A landlord has both legal responsibility when they rent out their home. These obligations include adhering to safety codes, performing maintenance and paying bills related to the property.
- Preventing Injury Responsibility
If the landlord is found to be negligent in protecting the tenant’s right to safety, he or she could be found liable for the costs associated with any injuries obtained by the tenant. It is important to get document everything, text or email. This ensures that the communication between you the landlord and your renter is properly documented if you ever have to go to court.
- Safe Conditions
Actual negligence need not, in most cases, be specifically proven. If a landlord is found to have known something was dangerous and failed to rectify these conditions, then the landlord will be liable for any resulting damages or injuries to the tenant. These issues can be addressed by performing regular inspections and rectifying dangerous or unsafe conditions immediately.
- Inspect the Premises
To avoid, or at least minimize, the possibility of a lawsuit, a landlord, or the landlord’s agent should inspect the premises from time to time, not just at the beginning and the end of the leasehold. Keep lists of complaints and the repairs that were made. Get tenants involved by encouraging them to report dangerous conditions, or security problems.
- Covering the Value of Your Property Through Insurance
Most policies cover damages and losses from fires, rain, wind storms, burglary, and acts of vandalism. Other perils, however, depending on the region, usually are not covered.
In the event of floods and earthquakes, you want to ensure that the total value of your building is covered by insurance costs as it pertains to your income. Many standard insurance policies do not cover such events and so it’s important to make sure your specific insurance policy covers the actual value of your property.
- Liability Claims
Liability claims are usually covered by a comprehensive general liability policy, which includes the payment of damage awards, as well as attorney fees and costs incurred in defending against lawsuits. They are conditioned on the deductible amount and the policy limits.
- Added Liability Concerns
A landlord should also be aware that lawsuits based on the invasion of privacy have burgeoned in the Internet age, along with more traditional complaints. These include charges of libel (i.e., printed or broadcast statements, including e-mails) and slander (i.e., oral defamation of some kind).
Landlords are legally required to uphold anti-discrimination laws regarding race, religion and more. If landlords make leasing decisions based on criteria found to be discriminatory there can be liability concerns associated with this. This includes your “gut feeling”, as many times those gut feelings could be based on discriminatory feelings you may have. In Connecticut these fees start at $10,000 and go up from there.
- Vehicle Liability
Any and all vehicles used in the landlord’s business, including those of agents and employees, should also be covered by liability insurance. Even though a liability claim involving a traffic accident may have nothing to do with the landlord’s tenants, such an occurrence nonetheless exposes the landlord’s business to a liability claim, which in many cases can result in substantial damage awards.
Dogs and Critters
Dogs and other critters may also expose a landlord to liability. This largely explains why landlords frequently prohibit their tenants from keeping pets. The liability cannot be asserted simply for renting property to a dog owner, but, again on the “should have known” principle, if the landlord exercised some control over the dog, or “knew” the animal was potentially dangerous, he could be exposed to liability. Also, with this, many insurance companies have animal breed restriction clauses. If your tenant gets an animal that is on that list and they cause injury to someone, your insurance won’t pay for the expense.
- Security Issues
Although the common law imposed no duty on a landlord to protect tenants from criminal acts, modern law has evolved to the point that a landlord, under certain circumstances, may be responsible for the tenant’s security.

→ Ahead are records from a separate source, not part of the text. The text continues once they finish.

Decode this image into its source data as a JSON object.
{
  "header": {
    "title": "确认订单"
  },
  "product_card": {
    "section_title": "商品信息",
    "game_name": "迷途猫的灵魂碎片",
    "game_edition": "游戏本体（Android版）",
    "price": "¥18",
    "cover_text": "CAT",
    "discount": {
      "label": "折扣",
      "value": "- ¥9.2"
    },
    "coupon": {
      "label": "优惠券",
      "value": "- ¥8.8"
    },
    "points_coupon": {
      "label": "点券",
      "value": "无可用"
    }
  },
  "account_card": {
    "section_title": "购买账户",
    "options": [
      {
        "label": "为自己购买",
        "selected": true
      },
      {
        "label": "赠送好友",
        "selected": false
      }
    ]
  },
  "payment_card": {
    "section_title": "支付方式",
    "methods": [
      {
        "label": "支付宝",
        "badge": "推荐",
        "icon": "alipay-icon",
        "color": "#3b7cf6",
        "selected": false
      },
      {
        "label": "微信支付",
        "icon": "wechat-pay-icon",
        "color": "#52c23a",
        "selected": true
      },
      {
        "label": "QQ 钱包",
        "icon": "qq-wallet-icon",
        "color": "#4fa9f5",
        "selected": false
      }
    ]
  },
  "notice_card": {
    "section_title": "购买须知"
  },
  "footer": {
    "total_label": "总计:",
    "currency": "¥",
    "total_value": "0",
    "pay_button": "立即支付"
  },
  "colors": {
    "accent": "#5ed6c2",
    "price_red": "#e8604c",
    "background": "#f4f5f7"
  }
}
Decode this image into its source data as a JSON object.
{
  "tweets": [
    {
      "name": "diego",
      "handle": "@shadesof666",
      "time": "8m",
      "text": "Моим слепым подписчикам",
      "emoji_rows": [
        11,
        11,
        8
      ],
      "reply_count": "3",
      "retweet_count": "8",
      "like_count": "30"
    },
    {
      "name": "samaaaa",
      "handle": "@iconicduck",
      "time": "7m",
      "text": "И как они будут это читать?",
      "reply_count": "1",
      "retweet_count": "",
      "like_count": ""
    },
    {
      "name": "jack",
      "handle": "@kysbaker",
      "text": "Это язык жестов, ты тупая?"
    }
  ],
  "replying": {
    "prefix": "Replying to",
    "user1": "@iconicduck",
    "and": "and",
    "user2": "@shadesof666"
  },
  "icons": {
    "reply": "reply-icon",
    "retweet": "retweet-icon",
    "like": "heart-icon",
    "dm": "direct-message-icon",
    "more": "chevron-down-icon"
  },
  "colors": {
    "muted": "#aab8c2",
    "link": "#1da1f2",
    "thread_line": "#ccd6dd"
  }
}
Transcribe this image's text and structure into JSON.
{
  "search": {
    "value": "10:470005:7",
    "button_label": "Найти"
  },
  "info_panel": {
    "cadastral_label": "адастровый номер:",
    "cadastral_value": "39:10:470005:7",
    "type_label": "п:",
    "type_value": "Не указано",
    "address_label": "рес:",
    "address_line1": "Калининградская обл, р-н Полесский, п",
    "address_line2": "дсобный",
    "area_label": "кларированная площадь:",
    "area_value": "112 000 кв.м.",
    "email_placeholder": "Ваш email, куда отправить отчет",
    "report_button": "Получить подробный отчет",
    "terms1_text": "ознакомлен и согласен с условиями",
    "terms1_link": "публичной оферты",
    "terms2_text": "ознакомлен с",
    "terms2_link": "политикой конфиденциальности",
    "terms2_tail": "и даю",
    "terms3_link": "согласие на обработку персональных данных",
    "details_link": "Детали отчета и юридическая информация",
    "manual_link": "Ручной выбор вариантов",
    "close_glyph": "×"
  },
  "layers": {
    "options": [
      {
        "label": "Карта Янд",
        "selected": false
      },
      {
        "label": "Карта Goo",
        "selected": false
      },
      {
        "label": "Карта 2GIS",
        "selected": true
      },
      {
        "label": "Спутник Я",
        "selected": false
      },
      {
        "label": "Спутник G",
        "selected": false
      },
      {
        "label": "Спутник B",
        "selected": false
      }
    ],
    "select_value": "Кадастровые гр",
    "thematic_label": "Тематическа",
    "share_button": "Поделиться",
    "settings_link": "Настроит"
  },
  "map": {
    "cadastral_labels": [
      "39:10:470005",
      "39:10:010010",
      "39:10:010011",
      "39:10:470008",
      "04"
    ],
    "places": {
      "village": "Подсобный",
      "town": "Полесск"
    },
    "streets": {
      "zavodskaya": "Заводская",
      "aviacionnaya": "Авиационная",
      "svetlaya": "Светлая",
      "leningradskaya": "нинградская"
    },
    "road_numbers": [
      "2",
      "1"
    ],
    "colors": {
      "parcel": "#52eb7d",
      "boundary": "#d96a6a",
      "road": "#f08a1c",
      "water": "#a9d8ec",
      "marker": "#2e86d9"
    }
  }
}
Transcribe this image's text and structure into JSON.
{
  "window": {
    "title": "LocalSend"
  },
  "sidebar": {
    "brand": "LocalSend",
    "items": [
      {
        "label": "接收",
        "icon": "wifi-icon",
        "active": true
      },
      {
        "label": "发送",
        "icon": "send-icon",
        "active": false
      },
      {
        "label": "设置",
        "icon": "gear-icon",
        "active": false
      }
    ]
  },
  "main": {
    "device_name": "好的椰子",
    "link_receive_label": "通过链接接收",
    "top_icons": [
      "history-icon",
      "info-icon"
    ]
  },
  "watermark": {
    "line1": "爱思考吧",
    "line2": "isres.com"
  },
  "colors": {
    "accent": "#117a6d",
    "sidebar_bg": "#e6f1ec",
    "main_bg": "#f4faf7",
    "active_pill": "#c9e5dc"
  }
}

Landlords have a responsibility to protect the neighborhood from the criminal activities of their tenants. Landlords can be sued for public nuisance, and law enforcement and government authorities can impose fines or seek criminal penalties against a landlord who allows drug dealing on his or her property.
- Bad Behavior Tenants
An increasingly common liability issue that landlords should be on the lookout for is their responsibility for the behavior of other tenants. If he knows of unlawful, obnoxious or other behavior that amounts to an ongoing nuisance, the landlord is required to take steps to protect other tenants, and indeed other people, who are affected by his tenant’s unreasonable conduct. This includes evicting the offender, if necessary.
The best way to avoid potential losses from injuries related to maintenance is, obviously, to keep your property in great shape. If you haven’t done so already, prepare a written checklist and go through the common areas of the property as well as tenant units before tenants move in.